Eventually I get to Clinton. My guitar is heavy and I am drenched in sweat. Every ten steps I switch hands. I walk a bit more- but everything is unfamiliar. That’s because it’s Clinton Street! I need Clinton Ave. It’s one thirty in the morning on a Wednesday, but there are people out everywhere. I start asking around: “How do I get to Myrtle and Clinton Ave?” Nobody has ever even heard of it. A few people get wide eyed and gasp. “You’re in the wrong part of town!!” I was so hot and tired I couldn’t even comprehend walking any longer. I wandered. Lost. I went into a bar and asked the bartender. My sweaty skin shimmered in the air conditioning. He walked to the other side of the bar for a moment. Then motioned me over. I was greeted by a sharp looking loud guy- dressed like a millionaire- hair all slicked back- constantly moving and bouncing- thick NYC accent. He, in his element- cool, collected and in control. Me, out of my element- haggard, disheveled, glassy and vacant stare.

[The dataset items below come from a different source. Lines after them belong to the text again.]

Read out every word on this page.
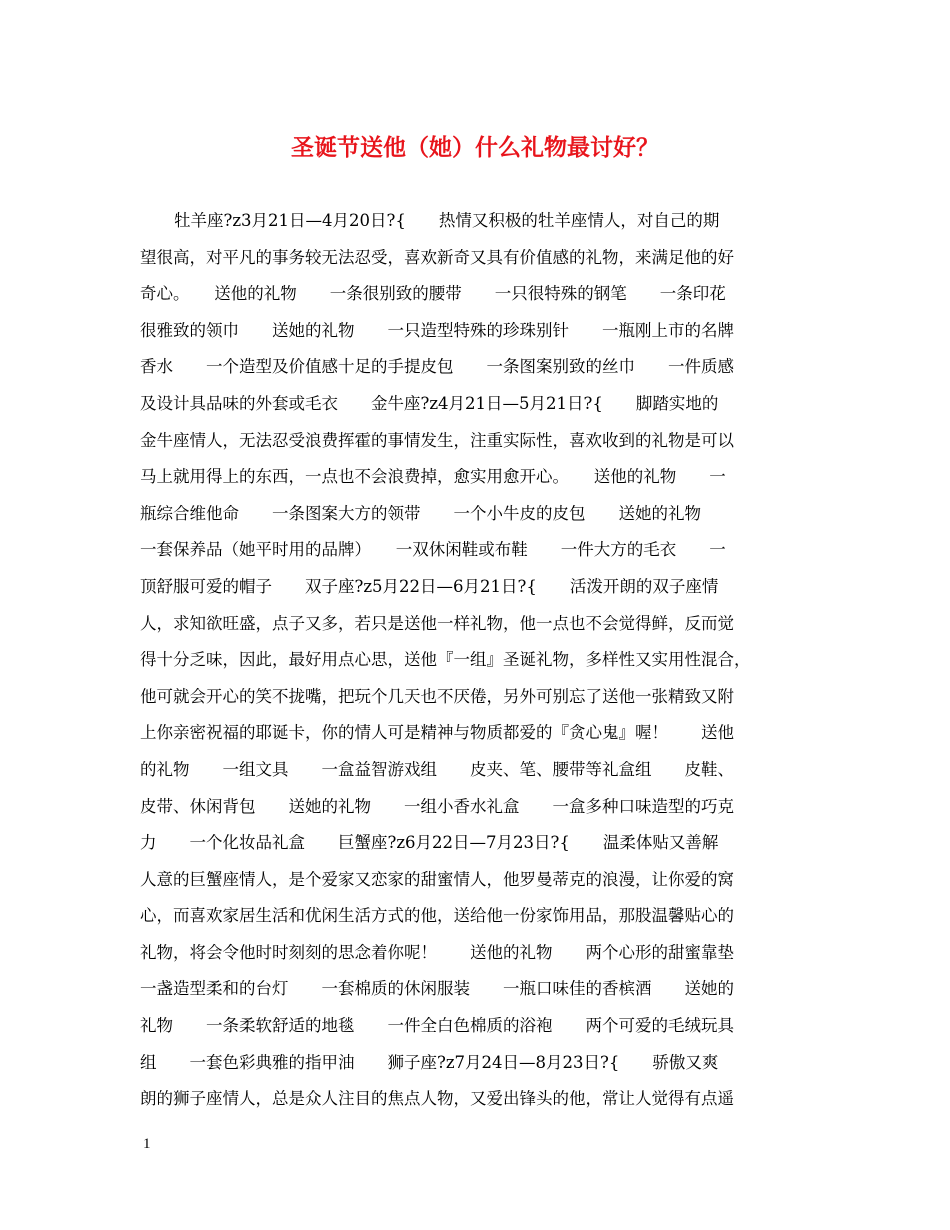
圣诞节送他（她）什么礼物最讨好？
牡羊座?z3月21日—4月20日?{　　热情又积极的牡羊座情人，对自己的期
望很高，对平凡的事务较无法忍受，喜欢新奇又具有价值感的礼物，来满足他的好
奇心。　　送他的礼物　　一条很别致的腰带　　一只很特殊的钢笔　　一条印花
很雅致的领巾　　送她的礼物　　一只造型特殊的珍珠别针　　一瓶刚上市的名牌
香水　　一个造型及价值感十足的手提皮包　　一条图案别致的丝巾　　一件质感
及设计具品味的外套或毛衣　　金牛座?z4月21日—5月21日?{　　脚踏实地的
金牛座情人，无法忍受浪费挥霍的事情发生，注重实际性，喜欢收到的礼物是可以
马上就用得上的东西，一点也不会浪费掉，愈实用愈开心。　　送他的礼物　　一
瓶综合维他命　　一条图案大方的领带　　一个小牛皮的皮包　　送她的礼物
一套保养品（她平时用的品牌）　　一双休闲鞋或布鞋　　一件大方的毛衣　　一
顶舒服可爱的帽子　　双子座?z5月22日—6月21日?{　　活泼开朗的双子座情
人，求知欲旺盛，点子又多，若只是送他一样礼物，他一点也不会觉得鲜，反而觉
得十分乏味，因此，最好用点心思，送他『一组』圣诞礼物，多样性又实用性混合，
他可就会开心的笑不拢嘴，把玩个几天也不厌倦，另外可别忘了送他一张精致又附
上你亲密祝福的耶诞卡，你的情人可是精神与物质都爱的『贪心鬼』喔！　　送他
的礼物　　一组文具　　一盒益智游戏组　　皮夹、笔、腰带等礼盒组　　皮鞋、
皮带、休闲背包　　送她的礼物　　一组小香水礼盒　　一盒多种口味造型的巧克
力　　一个化妆品礼盒　　巨蟹座?z6月22日—7月23日?{　　温柔体贴又善解
人意的巨蟹座情人，是个爱家又恋家的甜蜜情人，他罗曼蒂克的浪漫，让你爱的窝
心，而喜欢家居生活和优闲生活方式的他，送给他一份家饰用品，那股温馨贴心的
礼物，将会令他时时刻刻的思念着你呢！　　送他的礼物　　两个心形的甜蜜靠垫
一盏造型柔和的台灯　　一套棉质的休闲服装　　一瓶口味佳的香槟酒　　送她的
礼物　　一条柔软舒适的地毯　　一件全白色棉质的浴袍　　两个可爱的毛绒玩具
组　　一套色彩典雅的指甲油　　狮子座?z7月24日—8月23日?{　　骄傲又爽
朗的狮子座情人，总是众人注目的焦点人物，又爱出锋头的他，常让人觉得有点遥
1
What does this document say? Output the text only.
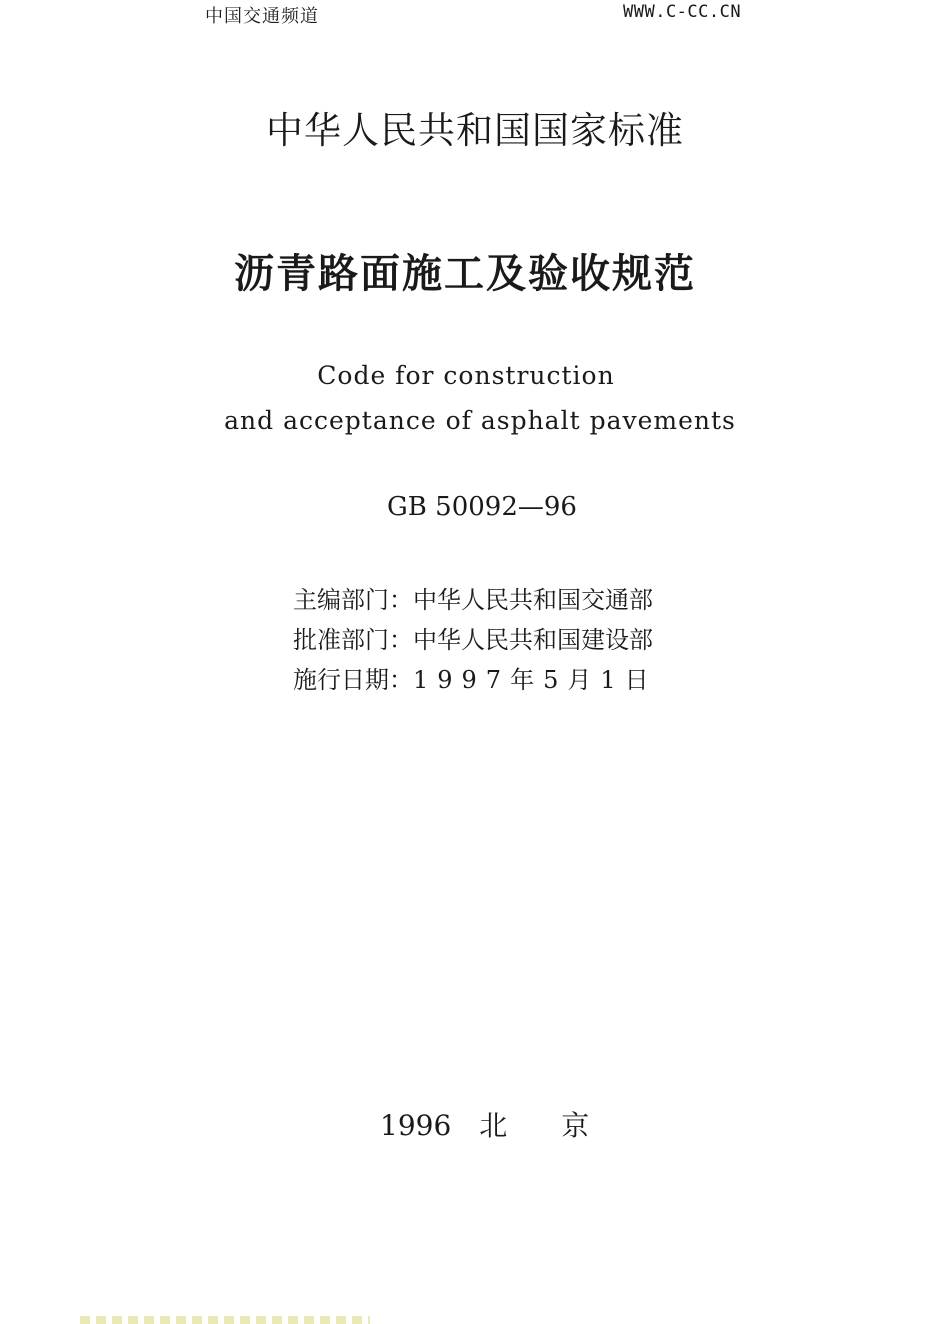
中国交通频道	WWW.C-CC.CN
中华人民共和国国家标准
沥青路面施工及验收规范
Code for construction
and acceptance of asphalt pavements
GB 50092—96
主编部门：中华人民共和国交通部
批准部门：中华人民共和国建设部
施行日期：1997年5月1日
1996 北 京
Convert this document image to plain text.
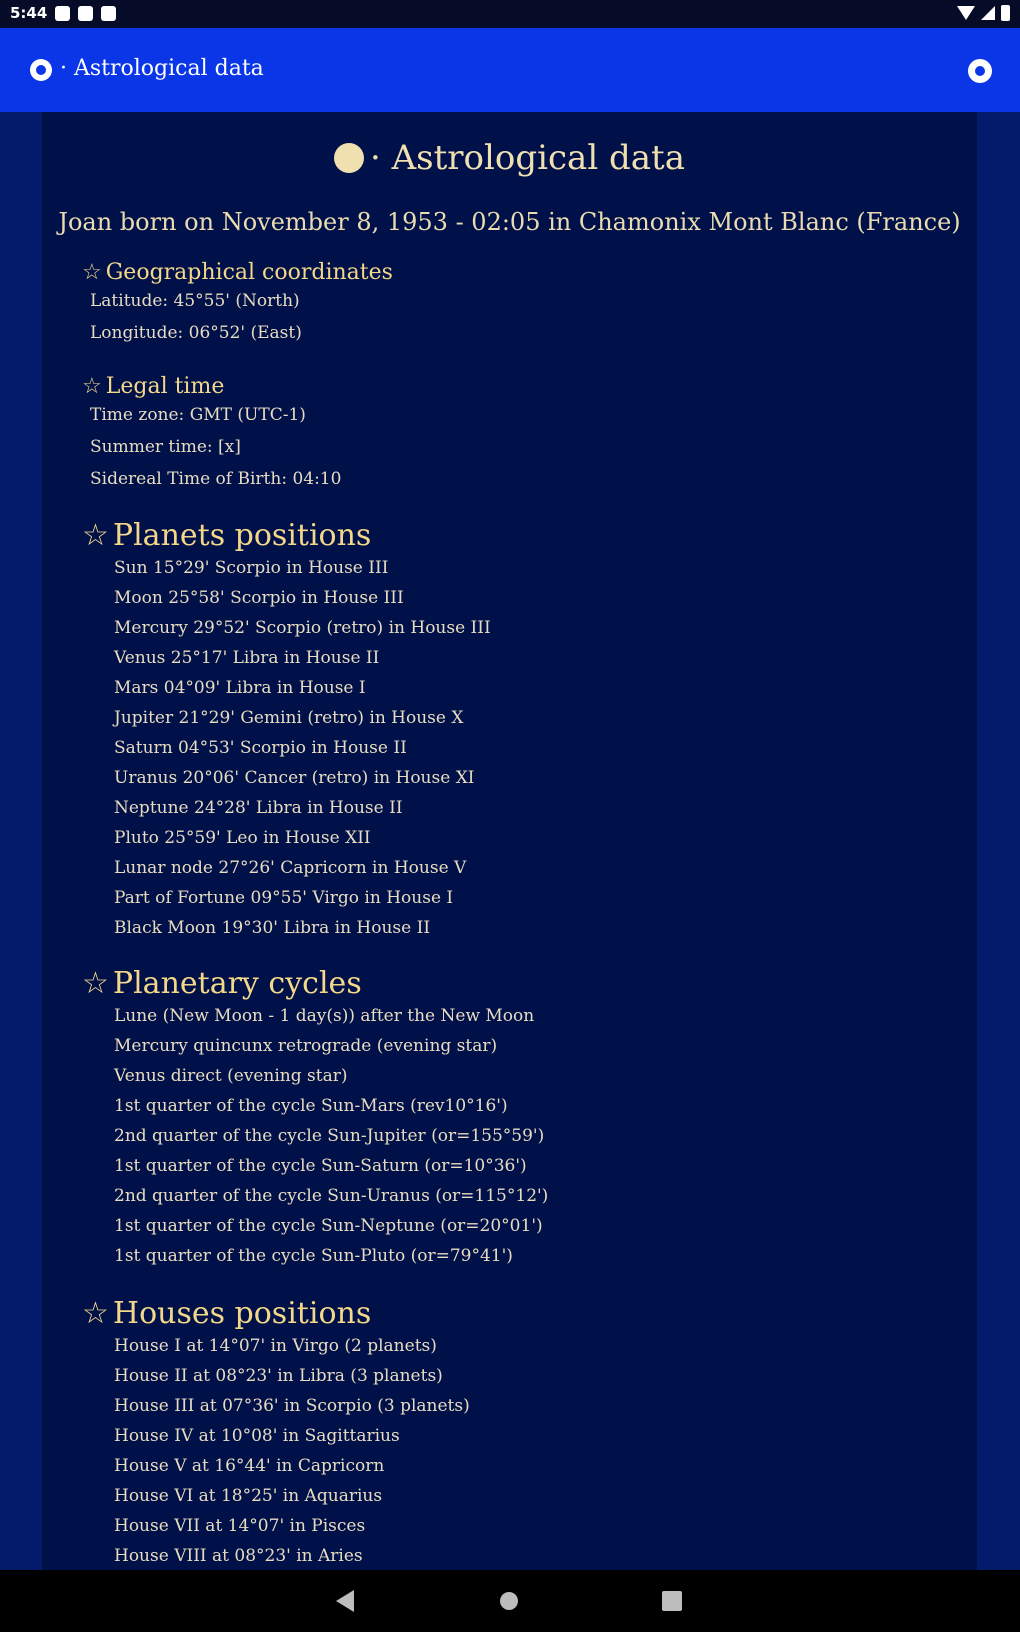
5:44
· Astrological data
· Astrological data
Joan born on November 8, 1953 - 02:05 in Chamonix Mont Blanc (France)
☆ Geographical coordinates
Latitude: 45°55' (North)
Longitude: 06°52' (East)
☆ Legal time
Time zone: GMT (UTC-1)
Summer time: [x]
Sidereal Time of Birth: 04:10
☆ Planets positions
Sun 15°29' Scorpio in House III
Moon 25°58' Scorpio in House III
Mercury 29°52' Scorpio (retro) in House III
Venus 25°17' Libra in House II
Mars 04°09' Libra in House I
Jupiter 21°29' Gemini (retro) in House X
Saturn 04°53' Scorpio in House II
Uranus 20°06' Cancer (retro) in House XI
Neptune 24°28' Libra in House II
Pluto 25°59' Leo in House XII
Lunar node 27°26' Capricorn in House V
Part of Fortune 09°55' Virgo in House I
Black Moon 19°30' Libra in House II
☆ Planetary cycles
Lune (New Moon - 1 day(s)) after the New Moon
Mercury quincunx retrograde (evening star)
Venus direct (evening star)
1st quarter of the cycle Sun-Mars (rev10°16')
2nd quarter of the cycle Sun-Jupiter (or=155°59')
1st quarter of the cycle Sun-Saturn (or=10°36')
2nd quarter of the cycle Sun-Uranus (or=115°12')
1st quarter of the cycle Sun-Neptune (or=20°01')
1st quarter of the cycle Sun-Pluto (or=79°41')
☆ Houses positions
House I at 14°07' in Virgo (2 planets)
House II at 08°23' in Libra (3 planets)
House III at 07°36' in Scorpio (3 planets)
House IV at 10°08' in Sagittarius
House V at 16°44' in Capricorn
House VI at 18°25' in Aquarius
House VII at 14°07' in Pisces
House VIII at 08°23' in Aries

“Where you goin'?” he sounded like Joe Pesci. “Myrtle and Clinton Ave.” was my humble reply. As I anticipated- he was astonished. How could I be this lost? How did things go so very wrong?!

I’d forgotten the briefcase at Banjo Jim’s the night before and had to take the bus back down to get it.  It was all rigged up for the computer samples and padded with blocks of styrofoam wrapped up in patterns of electrical tape.  When the bartender found it there at the end of the night he thought it was a bomb.  “What the fuck man?  Who still owns of one those old things?  You gotta be careful with that thing - I wouldn’t open it on the subway if I were you.”
But everyone got a good laugh and the city remained on guard...

“Look at my finger!” He commanded- and pointed out at a 45 degree angle. “Look at it!! Clinton is two blocks that way. Take Clinton to Myrtle- but it’s 2 miles. You don’t look like you’re in any condition for that kind of walk.” I stood there- shimmering. “Huh?” he laughed. “You all right? You need to sit down?”   

“No, yeah- I get it. I just don’t know what you want me to say. There’s the street so I’ll go to it. I’m just not up for it.” I stammered. “You need a couple of dollars?” he offered with mocking generosity. I held my head up. “No, I’m fine. I’m just hot and tired.” “All right- well if you need anything, I’ll be here!” Good to know. I walked back into the steaming night. Walked two blocks in the direction of his finger. I never found Clinton.

It was 100 degrees in the city and I got a head rush after standing up too quick in the park where we sat and watched.  If there was nothing else to do today we would have just sat and watched.  Like that old man we passed somewhere on the Lower East Side.  He’d probably been sitting in the same chair for 60 years taking in the street from the pinpoints in his dark and heavy eyes, face like hardened plaster.  We passed his world lugging our gear to the subway, the suitcase and guitar barely making it through the turnstile.  

Lightning bolts and bodies of water, lush tree life lining asphalt interstate.  If I don’t watch out, I might accidentally spend my life complaining about the weather whether it’s hot or cold.  The hardest thing to remember is that it’s always the right temperature, no matter how it feels on skin.